A writing experience is best for me when it gives me moments of feeling guided by the material itself, rather then my steering of it. Similar to the enjoyment of watching a play that I haven't read (movies are exempted utterly for the most part, as we're inundated with previews that seem hell-bent on spoiling at least one surprise for us), when I write something that has a will or energy of its own, part of what keeps me going forward is wondering what this or that character will do next. It's entirely up to me, of course, but occasionally they (I) surprise me (myself). This may seem at best naive, at worst indulgent, but I would argue that at least some portion of this feeling is necessary in writing something original. One of the best bits of advice I ever got on writing fiction was given by a speaker at a writing conference I attended back in 2001. He was narrating (aptly enough) his process in writing a story set in a hospital. He had a choice of three things happening next to his protagonist, three ideas. The first two were something like the character would flashback to memories of whomever he was there for, or he could have a talk with someone else in the waiting room, but the third was that he receive a telephone call on the hospital payphone . . . from his deceased mother.

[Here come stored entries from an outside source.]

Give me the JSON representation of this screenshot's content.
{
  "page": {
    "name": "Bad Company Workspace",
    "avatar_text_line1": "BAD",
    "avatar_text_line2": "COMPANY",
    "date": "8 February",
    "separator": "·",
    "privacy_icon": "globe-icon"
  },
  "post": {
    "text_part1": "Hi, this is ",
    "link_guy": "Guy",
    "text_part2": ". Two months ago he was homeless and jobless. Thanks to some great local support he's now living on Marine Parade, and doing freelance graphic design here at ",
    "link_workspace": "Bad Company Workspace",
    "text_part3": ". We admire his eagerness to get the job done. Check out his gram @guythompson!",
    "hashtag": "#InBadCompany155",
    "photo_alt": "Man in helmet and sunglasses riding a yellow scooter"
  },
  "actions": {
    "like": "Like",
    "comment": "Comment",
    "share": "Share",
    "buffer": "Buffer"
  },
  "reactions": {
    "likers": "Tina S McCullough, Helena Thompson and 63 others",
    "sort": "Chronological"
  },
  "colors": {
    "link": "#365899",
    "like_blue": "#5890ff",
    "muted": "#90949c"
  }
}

Perhaps it's needless to say that this particular writer chose option three. At the time, thinking of it only as a writer of short stories and the like, I remember thinking about how pervasive fantasy is; it barely qualifies as a genre name, there are so many distinctions (besides swords and dragons) for its use. Now -- flashing back, if you will -- I'm struck by two things this illustrates. The first is an acting lesson to be found in this "other" medium. As an actor, one is often faced with two or more choices that work, that adhere to the givens and move the action along. We explore them all, and generally take the one that's most interesting; that is, the one that heightens conflict or develops character and/or, if we're lucky, surprises. The second strike is a reflection on both fiction and acting (and painting and cycling and governmental science, I'm sure), and has to do with risk. My sustained engagement in these writings and my apparent influences from recent reading are both results of remaining open, exploratory and loose, during my writing process. It's risky to release control, to give oneself up to the possibility of failure (or, perhaps worse, gratuitous exposure), yet without it what are our chances of creating anything fresh or effective? This is a not-uncommon thought here at the Aviary. Still, I enjoy finding it anew in corners I wasn't expecting to.

So please do forgive, Dear Reader, if the Aviary is a little lacking in posts this week and next. It is because I am enjoying the exploration. Worry not. I shall return. (Undoubtedly when I should otherwise be revising whatever I've cranked out.)